By- Archita Agarwal
A U.S. student detained in Russia was found guilty of assaulting two cops and sentenced to nine years in prison, during a case his family and supporters believe is politically motivated. A Moscow court found Trevor Reed, 29, a student at the University of North Texas and a former Marine who has been detained for nearly a year, guilty of using violence against officialdom, consistent with the Russian Legal Information Agency, the state press agency for legal and court information. He was ordered to pay each officer 100,000 rubles, the agency reported.
Calls to the Golovinsky District Court were unanswered. The institution’s website had no published details about Mr Reed’s case. His lawyer couldn’t’ immediately be reached for comment.
“This is completely a political cause,” Mr Trevor Reed told journalists after the verdict as he stood in a cage in the courtroom wearing a mask, required by Russia’s coronavirus mitigation measures. “I am going to be asking my government for political support.”
Mr Trevor Reed said that after he was arrested he wasn’t asked about fighting with the police. Instead, investigators questioned him about his service in the Marine Corps and his deployments, he said.
U.S. Ambassador to Russia John Sullivan said in a statement that “a sentence of nine years, for an alleged crime that so obviously did not occur, is ridiculous.” “I cannot even say ‘miscarriage of justice’ because clearly “justice” wasn’t even considered,” he added. “This was the theatre of the absurd.”
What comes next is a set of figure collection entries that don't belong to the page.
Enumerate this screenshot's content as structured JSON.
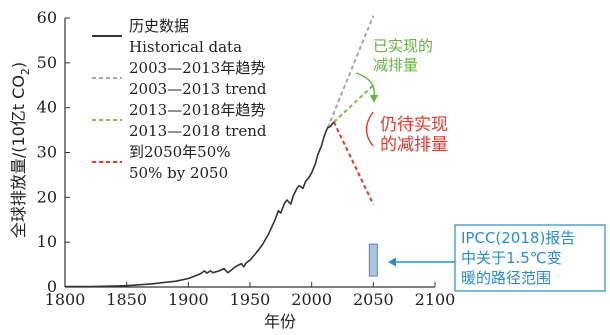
{
  "chart_data": {
    "type": "line",
    "xlabel": "年份",
    "ylabel_parts": [
      "全球排放量/(10亿t CO",
      "2",
      ")"
    ],
    "xlim": [
      1800,
      2100
    ],
    "ylim": [
      0,
      60
    ],
    "xticks": [
      "1800",
      "1850",
      "1900",
      "1950",
      "2000",
      "2050",
      "2100"
    ],
    "yticks": [
      "0",
      "10",
      "20",
      "30",
      "40",
      "50",
      "60"
    ],
    "grid": false,
    "legend_position": "top-left",
    "series": [
      {
        "name_zh": "历史数据",
        "name_en": "Historical data",
        "color": "#333333",
        "style": "solid",
        "x": [
          1800,
          1820,
          1840,
          1850,
          1860,
          1870,
          1880,
          1890,
          1900,
          1905,
          1910,
          1913,
          1915,
          1918,
          1920,
          1925,
          1929,
          1932,
          1935,
          1937,
          1940,
          1943,
          1945,
          1947,
          1950,
          1955,
          1960,
          1965,
          1970,
          1973,
          1975,
          1978,
          1980,
          1983,
          1985,
          1988,
          1990,
          1993,
          1995,
          1998,
          2000,
          2003,
          2005,
          2008,
          2010,
          2012,
          2013,
          2015,
          2018
        ],
        "y": [
          0.1,
          0.1,
          0.2,
          0.3,
          0.5,
          0.7,
          1.0,
          1.3,
          1.9,
          2.4,
          3.0,
          3.6,
          3.1,
          3.6,
          3.2,
          3.6,
          4.1,
          3.2,
          3.8,
          4.3,
          4.8,
          5.2,
          4.5,
          5.4,
          6.0,
          7.6,
          9.4,
          11.8,
          14.8,
          17.0,
          16.5,
          18.7,
          19.4,
          18.5,
          20.3,
          22.0,
          22.6,
          22.0,
          23.5,
          24.5,
          25.5,
          27.5,
          29.5,
          31.5,
          33.5,
          35.0,
          35.5,
          35.8,
          36.8
        ]
      },
      {
        "name_zh": "2003—2013年趋势",
        "name_en": "2003—2013 trend",
        "color": "#a6a6a6",
        "style": "dashed",
        "x": [
          2013,
          2050
        ],
        "y": [
          35.5,
          60.5
        ]
      },
      {
        "name_zh": "2013—2018年趋势",
        "name_en": "2013—2018 trend",
        "color": "#7cc04a",
        "style": "dashed",
        "x": [
          2018,
          2050
        ],
        "y": [
          36.8,
          45
        ]
      },
      {
        "name_zh": "到2050年50%",
        "name_en": "50% by 2050",
        "color": "#e03a30",
        "style": "dashed",
        "x": [
          2018,
          2050
        ],
        "y": [
          36.8,
          18.4
        ]
      }
    ],
    "ipcc_range": {
      "x": 2050,
      "y": [
        4,
        8
      ],
      "label_lines": [
        "IPCC(2018)报告",
        "中关于1.5℃变",
        "暖的路径范围"
      ]
    },
    "annotations": {
      "realized_reduction": [
        "已实现的",
        "减排量"
      ],
      "pending_reduction": [
        "仍待实现",
        "的减排量"
      ]
    }
  },
  "colors": {
    "axis": "#333333",
    "annotation_green": "#63b33e",
    "annotation_red": "#e03a30",
    "ipcc_blue": "#2a8dcb",
    "ipcc_fill": "#aac4e4"
  }
}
The judgment against Mr Reed follows the high-profile conviction last month of another former Marine, Paul Whelan of Novi, Mich., who was found guilty of espionage and sentenced to 16 years in prison in a case that also drew condemnation from the U.S. Mr Whelan, who holds U.S., U.K., Canadian and Irish citizenship, has maintained his innocence.
The cases of Mr Whelan and Mr Reed and that of private-equity investor Michael Calvey, who was formally arrested in February 2019 and faces embezzlement charges, highlight the legal difficulties of Americans detained in Russia at a time when relations between Moscow and Washington are severely strained.
Mr Sullivan said that he had assured Mr Reed’s father, who attended the hearing, that the U.S. “will not rest until Trevor is freed and returns home,” he said.
According to the investigation, on Aug. 16, 2019, the police received a message that a man was arguing with two women near a house. Officers arrived at the scene and tried to calm the man down, but he showed aggression and resisted the police. While Mr Reed was being transported to the police station, he hit one officer and tore the uniform of another, prosecutors said.
In a statement published last month, Mr Reed’s parents said their son, who had travelled to Moscow to visit his girlfriend and study Russian, “was intoxicated and has no memory of the events that led to his arrest.” The Reeds, who only recently went public about their son’s case, believe the charges against him are false and pointed to what they described as irregularities in the evidence presented during pretrial hearings.
“The prosecution’s case and therefore the evidence presented against Mr Reed were so preposterous that they provoked laughter within the courtroom,” said Mr Sullivan, the ambassador. “Even the judge laughed.”